On Discouragement
I read two, but only needed to read one, books by Frank Peretti. One was plenty. I mean this is a good sense.
In his book, This Present Darkness, he gave a great picture of demonic oppression. He personalized how certain demons plague the people of God. The idea was clear in the first book. I do not suppose that he was all right, but he certainly was not all wrong.
Discouragement is a demon. It sits on your shoulder. It bores into your brain. It steals your energy. It hurts your heart.
What looks like progress in the congregation comes in fits and starts. Opportunities exceed human and financial resources. Members continually compare our work with some other congregation. The competition for people’s time increases. The books I read to help my ministry often conflict with each other and even more so with what we are doing. Days of befuddlement persist even into my fourth decade of ministry. Add this in: the couples I counsel don’t automatically have improved marriages, the Catechism students aren’t keenly interested in the importance of our topics, there are adults in the congregation who behave like children, and sermons I thought would engage end up (seemingly) to bore. And to top it all off, I watch, read or listen to too much news.
Depressed. No. Not at all.
But discouraged.
Expect it. That’s life. Here and there. Not always. But always near.
As a follower of Jesus expect there to be times when one of Satan’s demons strikes at the core of your courage. Just when you need energy, conviction, and joy to move forward on something, you will meet discouragement.
Meet it. But do not give into it. Understand it to be what it is: a stinking gift from the bowels of hell. Return it to the hellish fiend who sent it… unopened. Mark it: return to sender.
Dwelling in discouragement is one of the more disastrous things a Christian can do.

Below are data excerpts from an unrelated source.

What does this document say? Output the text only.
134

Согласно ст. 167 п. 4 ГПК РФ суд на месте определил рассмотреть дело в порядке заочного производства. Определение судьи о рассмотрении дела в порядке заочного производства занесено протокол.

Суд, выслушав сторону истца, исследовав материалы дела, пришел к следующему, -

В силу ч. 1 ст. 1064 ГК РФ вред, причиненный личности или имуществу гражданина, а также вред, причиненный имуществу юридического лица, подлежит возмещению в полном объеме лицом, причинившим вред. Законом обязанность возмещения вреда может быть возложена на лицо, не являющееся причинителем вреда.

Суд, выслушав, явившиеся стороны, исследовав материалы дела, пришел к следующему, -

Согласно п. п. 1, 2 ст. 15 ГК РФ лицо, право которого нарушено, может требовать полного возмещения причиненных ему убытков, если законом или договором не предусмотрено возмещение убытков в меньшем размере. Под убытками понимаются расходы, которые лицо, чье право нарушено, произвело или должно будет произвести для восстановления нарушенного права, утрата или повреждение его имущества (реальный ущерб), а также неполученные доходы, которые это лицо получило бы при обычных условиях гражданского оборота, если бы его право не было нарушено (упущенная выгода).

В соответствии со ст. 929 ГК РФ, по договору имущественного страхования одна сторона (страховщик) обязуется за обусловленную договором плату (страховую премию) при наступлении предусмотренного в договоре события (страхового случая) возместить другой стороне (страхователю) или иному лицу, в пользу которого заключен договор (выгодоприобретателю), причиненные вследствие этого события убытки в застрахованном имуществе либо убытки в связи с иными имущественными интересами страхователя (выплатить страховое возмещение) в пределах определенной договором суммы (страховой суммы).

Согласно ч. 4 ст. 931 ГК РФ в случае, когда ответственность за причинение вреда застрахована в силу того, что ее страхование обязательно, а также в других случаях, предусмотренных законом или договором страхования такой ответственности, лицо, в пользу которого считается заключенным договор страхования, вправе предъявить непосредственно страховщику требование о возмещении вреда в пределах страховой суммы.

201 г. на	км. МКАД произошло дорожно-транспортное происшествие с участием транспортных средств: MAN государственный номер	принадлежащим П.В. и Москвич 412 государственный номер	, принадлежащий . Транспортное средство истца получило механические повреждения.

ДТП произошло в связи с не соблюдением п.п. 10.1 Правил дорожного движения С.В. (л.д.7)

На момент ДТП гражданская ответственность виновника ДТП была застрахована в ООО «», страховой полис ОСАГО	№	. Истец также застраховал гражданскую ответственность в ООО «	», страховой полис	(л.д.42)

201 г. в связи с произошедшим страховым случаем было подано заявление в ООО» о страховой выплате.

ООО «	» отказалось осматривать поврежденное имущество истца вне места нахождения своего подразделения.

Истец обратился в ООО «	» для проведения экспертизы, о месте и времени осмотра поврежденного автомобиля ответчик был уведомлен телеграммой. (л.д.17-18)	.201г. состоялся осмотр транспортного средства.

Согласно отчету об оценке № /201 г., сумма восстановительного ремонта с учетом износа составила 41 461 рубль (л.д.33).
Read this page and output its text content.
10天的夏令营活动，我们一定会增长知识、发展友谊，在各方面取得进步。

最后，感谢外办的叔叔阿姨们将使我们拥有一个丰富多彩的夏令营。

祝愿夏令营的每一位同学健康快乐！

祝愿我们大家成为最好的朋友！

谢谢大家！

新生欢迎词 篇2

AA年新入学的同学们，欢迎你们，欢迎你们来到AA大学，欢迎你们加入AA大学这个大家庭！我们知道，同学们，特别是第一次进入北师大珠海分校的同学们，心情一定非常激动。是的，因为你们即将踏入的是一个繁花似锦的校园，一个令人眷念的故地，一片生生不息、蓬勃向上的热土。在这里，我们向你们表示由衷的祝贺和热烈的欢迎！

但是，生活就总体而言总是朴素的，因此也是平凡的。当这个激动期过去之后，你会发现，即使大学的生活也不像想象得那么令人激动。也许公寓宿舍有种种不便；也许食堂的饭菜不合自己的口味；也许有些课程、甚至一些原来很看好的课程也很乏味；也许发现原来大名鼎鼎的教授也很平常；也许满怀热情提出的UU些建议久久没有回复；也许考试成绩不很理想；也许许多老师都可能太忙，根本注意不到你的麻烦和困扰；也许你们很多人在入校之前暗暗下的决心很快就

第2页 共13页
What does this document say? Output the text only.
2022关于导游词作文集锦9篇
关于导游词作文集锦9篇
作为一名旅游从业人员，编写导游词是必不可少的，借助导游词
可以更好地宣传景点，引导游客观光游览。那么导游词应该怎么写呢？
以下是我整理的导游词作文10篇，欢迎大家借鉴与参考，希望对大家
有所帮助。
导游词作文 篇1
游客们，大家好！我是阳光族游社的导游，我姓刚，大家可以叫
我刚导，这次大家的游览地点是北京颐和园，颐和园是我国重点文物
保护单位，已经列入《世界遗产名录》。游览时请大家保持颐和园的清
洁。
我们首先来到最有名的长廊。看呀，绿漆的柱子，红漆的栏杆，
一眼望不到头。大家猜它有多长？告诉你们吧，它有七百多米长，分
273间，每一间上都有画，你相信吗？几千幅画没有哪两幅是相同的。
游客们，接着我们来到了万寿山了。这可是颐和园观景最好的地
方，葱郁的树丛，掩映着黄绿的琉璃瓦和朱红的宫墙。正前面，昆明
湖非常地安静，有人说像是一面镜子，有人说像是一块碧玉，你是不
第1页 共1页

It can develop into substance abuse, family disruption, binge spending and general grouchy Christianity.
The root meaning of discouragement is “without heart.” Cor is the Latin word for heart. Discouragement means we lose our heart. When our hearts are steadfast on the heart of Jesus, we will be able to move from discouragement to being heartened! His heart serves to steady ours.
I Samuel 7:12-14 talks about an “Ebenezer Stone.” (Check it out.) It is a stone of remembrance designed to forestall discouragement.
Because you can anticipate times of discouragement to come, place now certain “Ebenezer Stones” in your mind and your life. I turn to these two passages to shore up my courage:
As I was with Moses, so I will be with you; I will never leave you nor forsake you. Be strong and courageous. Joshua 1:5-6
Though the fig tree does not bud and there are no grapes on the vines, though the olive crop fails and the fields produce no food, though there are no sheep in the pen and no cattle in the stalls, yet I will rejoice in the LORD, I will be joyful in God my Savior.The Sovereign LORD is my strength; he makes my feet like the feet of a deer, he enables me to go on the heights. Habakkuk 3:17-19 (We actually made this into an Ebenezer Stone and placed it on our front porch.)
Discouraged?
Yes, now and then. But never for long! Greater is he who is in us than he who is in the world!